Tuchel is a meticulous planner, a coach of detail. He anticipates probable scenarios. What he could scarcely have forecast last year was that four months after leading PSG to their debut Champions League final he would be sacked. Still less that four months after embarking on a mission with the ninth-placed club in the Premier League he would deliver the second European title of Chelsea's history.

Modern Chelsea collect their trophies through lavish investment on players and via a managerial rollercoaster. After the victory in Porto, Tuchel immediately understood, direct from the club’s owner Roman Abramovich, that his reward will be a contract extension, the 18-month deal he signed in January extended to 2023 with an option for another year.

But he is wise enough to know that the length of stay for any Chelsea manager is always subject to abrupt review.

Tuchel is the 15th different manager employed under Abramovich, who bought Chelsea in 2003. He met the Russian owner, who now spends little time in London, for the first time on Saturday. “A good time for the first meeting,” Tuchel joked. “It can only get worse from here.”

It was a knowing observation on the fragility of a coach’s status at Stamford Bridge and of the fine line between success and shortfall. Six days earlier, when Tuchel oversaw a 2-1 defeat at Aston Villa, Chelsea were heading for a fifth place finish in the Premier League table; only results elsewhere kept them in the top four.

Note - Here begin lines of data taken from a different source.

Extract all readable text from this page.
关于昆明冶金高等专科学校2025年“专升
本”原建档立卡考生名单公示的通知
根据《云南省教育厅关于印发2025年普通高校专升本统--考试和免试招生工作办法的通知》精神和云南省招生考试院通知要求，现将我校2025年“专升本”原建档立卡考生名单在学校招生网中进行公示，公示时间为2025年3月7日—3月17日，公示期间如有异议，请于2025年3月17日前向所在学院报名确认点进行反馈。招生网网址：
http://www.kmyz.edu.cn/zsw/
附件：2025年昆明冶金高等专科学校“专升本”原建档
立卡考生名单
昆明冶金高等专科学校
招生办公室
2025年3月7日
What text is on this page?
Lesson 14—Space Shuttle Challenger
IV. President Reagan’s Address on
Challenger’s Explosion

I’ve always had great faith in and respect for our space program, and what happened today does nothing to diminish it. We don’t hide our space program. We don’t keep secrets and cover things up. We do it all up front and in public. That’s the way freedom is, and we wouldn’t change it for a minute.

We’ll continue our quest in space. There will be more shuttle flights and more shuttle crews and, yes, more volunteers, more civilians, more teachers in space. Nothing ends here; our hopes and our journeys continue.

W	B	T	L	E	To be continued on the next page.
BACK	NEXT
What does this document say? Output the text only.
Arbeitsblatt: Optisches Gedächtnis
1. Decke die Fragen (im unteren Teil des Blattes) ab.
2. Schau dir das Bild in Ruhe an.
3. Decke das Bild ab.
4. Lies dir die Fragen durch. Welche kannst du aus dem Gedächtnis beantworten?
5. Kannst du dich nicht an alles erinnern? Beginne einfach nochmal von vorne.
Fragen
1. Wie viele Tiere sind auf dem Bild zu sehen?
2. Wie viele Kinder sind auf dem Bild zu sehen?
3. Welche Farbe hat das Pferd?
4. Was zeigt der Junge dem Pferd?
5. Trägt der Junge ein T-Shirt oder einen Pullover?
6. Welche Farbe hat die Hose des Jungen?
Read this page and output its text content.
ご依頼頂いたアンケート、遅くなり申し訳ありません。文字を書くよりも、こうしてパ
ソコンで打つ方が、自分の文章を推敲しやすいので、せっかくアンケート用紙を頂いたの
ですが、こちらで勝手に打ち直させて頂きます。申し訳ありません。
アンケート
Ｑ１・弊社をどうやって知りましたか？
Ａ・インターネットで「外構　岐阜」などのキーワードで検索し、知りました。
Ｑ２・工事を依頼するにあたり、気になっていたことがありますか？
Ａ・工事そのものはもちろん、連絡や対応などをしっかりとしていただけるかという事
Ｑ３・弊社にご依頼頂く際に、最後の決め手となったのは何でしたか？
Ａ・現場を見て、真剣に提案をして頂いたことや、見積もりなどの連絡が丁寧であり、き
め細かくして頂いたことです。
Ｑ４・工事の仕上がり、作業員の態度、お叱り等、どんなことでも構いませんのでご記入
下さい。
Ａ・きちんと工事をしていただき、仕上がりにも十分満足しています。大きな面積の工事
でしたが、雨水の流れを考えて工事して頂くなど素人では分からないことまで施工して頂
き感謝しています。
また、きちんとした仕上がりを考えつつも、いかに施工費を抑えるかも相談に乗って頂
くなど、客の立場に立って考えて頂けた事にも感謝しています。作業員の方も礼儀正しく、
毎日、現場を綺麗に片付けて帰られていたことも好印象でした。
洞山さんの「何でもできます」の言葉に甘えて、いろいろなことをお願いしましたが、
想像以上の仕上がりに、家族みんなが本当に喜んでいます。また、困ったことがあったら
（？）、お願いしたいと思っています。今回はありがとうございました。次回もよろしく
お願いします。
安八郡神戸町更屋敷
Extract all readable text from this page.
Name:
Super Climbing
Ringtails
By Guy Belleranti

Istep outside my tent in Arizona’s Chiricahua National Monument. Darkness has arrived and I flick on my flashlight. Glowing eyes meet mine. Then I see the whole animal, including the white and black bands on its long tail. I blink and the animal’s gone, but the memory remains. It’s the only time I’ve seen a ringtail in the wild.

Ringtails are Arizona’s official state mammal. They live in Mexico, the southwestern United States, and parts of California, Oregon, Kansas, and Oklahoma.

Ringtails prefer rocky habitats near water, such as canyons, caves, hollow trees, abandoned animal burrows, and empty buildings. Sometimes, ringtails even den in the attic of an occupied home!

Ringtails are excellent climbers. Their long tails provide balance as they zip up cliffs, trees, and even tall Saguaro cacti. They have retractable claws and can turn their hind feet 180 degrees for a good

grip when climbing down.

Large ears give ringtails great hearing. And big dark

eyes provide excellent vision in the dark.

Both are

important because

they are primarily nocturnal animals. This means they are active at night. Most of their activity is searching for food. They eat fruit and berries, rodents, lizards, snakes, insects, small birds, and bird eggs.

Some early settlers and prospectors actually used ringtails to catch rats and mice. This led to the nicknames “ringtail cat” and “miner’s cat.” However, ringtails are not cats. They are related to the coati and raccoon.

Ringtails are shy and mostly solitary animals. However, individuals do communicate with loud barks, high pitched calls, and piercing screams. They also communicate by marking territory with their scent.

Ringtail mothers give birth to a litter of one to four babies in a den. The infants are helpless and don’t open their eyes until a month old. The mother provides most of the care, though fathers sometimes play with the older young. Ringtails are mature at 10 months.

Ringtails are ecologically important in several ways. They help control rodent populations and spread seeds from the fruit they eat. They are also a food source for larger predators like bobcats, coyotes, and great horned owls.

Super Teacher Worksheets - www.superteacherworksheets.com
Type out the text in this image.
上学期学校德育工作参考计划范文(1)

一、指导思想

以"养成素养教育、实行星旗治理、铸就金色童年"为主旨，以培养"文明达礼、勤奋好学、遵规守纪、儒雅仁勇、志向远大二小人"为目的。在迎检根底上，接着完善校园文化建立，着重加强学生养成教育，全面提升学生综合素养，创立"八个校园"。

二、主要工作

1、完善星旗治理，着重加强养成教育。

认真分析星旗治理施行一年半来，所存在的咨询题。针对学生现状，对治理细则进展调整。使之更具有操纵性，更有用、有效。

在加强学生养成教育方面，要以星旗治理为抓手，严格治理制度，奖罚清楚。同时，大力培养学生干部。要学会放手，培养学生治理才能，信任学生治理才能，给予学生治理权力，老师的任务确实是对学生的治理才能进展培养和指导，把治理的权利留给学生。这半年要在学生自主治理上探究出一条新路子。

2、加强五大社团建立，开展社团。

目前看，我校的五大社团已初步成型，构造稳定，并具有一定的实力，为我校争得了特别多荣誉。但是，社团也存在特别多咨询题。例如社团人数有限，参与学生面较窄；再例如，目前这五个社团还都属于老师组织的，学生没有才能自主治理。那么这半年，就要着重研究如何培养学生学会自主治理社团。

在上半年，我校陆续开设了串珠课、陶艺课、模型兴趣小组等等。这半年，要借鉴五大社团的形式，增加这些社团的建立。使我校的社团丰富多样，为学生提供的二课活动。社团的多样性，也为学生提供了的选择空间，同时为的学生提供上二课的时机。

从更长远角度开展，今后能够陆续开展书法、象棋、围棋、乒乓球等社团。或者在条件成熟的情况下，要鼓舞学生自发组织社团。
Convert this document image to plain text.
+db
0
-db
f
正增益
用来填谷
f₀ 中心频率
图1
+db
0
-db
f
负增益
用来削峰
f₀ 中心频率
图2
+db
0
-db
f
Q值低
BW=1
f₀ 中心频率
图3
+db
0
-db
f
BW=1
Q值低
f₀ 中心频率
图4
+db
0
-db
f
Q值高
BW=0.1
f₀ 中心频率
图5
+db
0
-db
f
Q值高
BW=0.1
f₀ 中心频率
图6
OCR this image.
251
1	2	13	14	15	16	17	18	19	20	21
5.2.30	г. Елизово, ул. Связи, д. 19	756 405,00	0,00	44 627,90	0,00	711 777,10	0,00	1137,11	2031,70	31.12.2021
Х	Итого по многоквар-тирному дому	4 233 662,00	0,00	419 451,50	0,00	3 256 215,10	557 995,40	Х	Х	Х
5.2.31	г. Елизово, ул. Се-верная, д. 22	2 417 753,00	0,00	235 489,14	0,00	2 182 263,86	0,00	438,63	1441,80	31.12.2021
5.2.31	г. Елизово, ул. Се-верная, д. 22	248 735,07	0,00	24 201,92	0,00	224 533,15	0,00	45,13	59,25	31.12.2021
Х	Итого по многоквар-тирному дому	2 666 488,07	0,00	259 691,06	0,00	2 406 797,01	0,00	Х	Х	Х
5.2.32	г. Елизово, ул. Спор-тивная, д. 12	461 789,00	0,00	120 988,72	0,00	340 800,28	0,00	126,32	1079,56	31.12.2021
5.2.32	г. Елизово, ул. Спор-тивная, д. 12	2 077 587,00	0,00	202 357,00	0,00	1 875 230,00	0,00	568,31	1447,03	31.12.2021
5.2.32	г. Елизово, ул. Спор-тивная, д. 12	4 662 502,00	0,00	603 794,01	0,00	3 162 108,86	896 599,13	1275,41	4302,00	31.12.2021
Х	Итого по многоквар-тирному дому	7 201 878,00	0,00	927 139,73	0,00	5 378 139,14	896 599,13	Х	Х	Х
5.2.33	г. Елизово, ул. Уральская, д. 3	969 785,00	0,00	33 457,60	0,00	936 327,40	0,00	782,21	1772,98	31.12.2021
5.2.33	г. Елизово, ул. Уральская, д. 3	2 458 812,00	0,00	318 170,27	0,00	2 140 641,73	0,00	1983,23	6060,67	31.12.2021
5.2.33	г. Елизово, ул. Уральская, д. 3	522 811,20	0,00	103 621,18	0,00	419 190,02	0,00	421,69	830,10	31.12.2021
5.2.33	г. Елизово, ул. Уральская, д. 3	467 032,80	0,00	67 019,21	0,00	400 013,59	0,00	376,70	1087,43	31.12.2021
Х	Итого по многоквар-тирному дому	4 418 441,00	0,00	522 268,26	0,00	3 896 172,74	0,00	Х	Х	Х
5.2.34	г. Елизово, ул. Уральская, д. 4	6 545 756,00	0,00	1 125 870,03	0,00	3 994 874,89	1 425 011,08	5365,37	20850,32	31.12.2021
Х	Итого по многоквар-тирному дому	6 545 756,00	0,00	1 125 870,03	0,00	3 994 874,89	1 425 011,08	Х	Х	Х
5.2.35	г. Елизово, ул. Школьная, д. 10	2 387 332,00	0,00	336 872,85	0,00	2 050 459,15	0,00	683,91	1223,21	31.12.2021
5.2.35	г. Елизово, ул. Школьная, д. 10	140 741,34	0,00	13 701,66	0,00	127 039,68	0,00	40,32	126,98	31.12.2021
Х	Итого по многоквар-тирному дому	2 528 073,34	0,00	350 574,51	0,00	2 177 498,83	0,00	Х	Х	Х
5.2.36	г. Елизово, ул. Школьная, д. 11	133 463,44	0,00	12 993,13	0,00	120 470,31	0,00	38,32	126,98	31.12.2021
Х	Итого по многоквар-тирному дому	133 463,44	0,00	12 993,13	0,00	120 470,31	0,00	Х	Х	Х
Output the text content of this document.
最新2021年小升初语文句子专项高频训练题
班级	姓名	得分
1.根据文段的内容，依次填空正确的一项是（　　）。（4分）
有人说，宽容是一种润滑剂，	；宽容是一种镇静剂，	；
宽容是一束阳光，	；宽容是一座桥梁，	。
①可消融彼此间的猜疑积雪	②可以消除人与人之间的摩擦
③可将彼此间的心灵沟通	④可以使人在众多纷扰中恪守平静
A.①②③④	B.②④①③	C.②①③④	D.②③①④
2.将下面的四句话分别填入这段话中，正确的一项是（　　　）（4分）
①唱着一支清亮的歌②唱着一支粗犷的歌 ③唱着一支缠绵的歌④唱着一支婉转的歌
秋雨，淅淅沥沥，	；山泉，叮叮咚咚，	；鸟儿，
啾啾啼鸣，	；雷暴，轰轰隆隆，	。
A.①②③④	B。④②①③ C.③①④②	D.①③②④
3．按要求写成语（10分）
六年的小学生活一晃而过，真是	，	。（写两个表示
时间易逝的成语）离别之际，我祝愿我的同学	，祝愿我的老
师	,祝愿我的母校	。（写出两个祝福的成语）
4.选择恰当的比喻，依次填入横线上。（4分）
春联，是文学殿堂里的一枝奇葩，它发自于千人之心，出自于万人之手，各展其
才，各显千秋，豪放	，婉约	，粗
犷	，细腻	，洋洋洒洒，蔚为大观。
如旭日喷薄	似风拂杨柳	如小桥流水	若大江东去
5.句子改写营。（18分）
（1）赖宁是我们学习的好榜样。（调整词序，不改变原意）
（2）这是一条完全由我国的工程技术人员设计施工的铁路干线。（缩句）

A top-four finish had been set as his minimum target when he replaced Frank Lampard, who had lasted a year and a half in the Blue ejector seat.

And although Tuchel and Abramovich can now look back on a sensational start in English football by the German manager, it had passed through nervous moments. Chelsea lost an FA Cup final which they went into, against Leicester City, as favourites. They lost two of their last three, high-pressure Premier League matches of the season.

But Tuchel has had the better of City, the club he repeatedly refers to as “the benchmark”. And in among two 1-0 wins and the 2-1 league victory in the last six weeks are patterns.

The Mason Mount pass that opened up holes in the City defence in the FA Cup semi-final presaged the Mount through-ball to Kai Havertz that swung the Champions League final – a goal that, as at Wembley, put a City goalkeeper in two minds and had City left-back trying to catch up.

The scorer in the FA Cup had been Hakim Ziyech. The matchwinner in the biggest game of the club year would be the most expensive signing in Chelsea’s history. For Havertz, that goal is a thrilling landmark. There had been times in his first Chelsea season when the 21-year-old looked over-priced at the €80m that was paid to Bayer Leverkusen for him.

Though he was shaded for man of the match by the ubiquitous N’Golo Kante, Havertz had a high-class final as a sort of roaming central striker. “He ran like crazy,” said his captain Cesar Azpilicueta, “and he was fantastic. “It’s been a tough season but this guy is going to be a superstar. Well, he is one already.”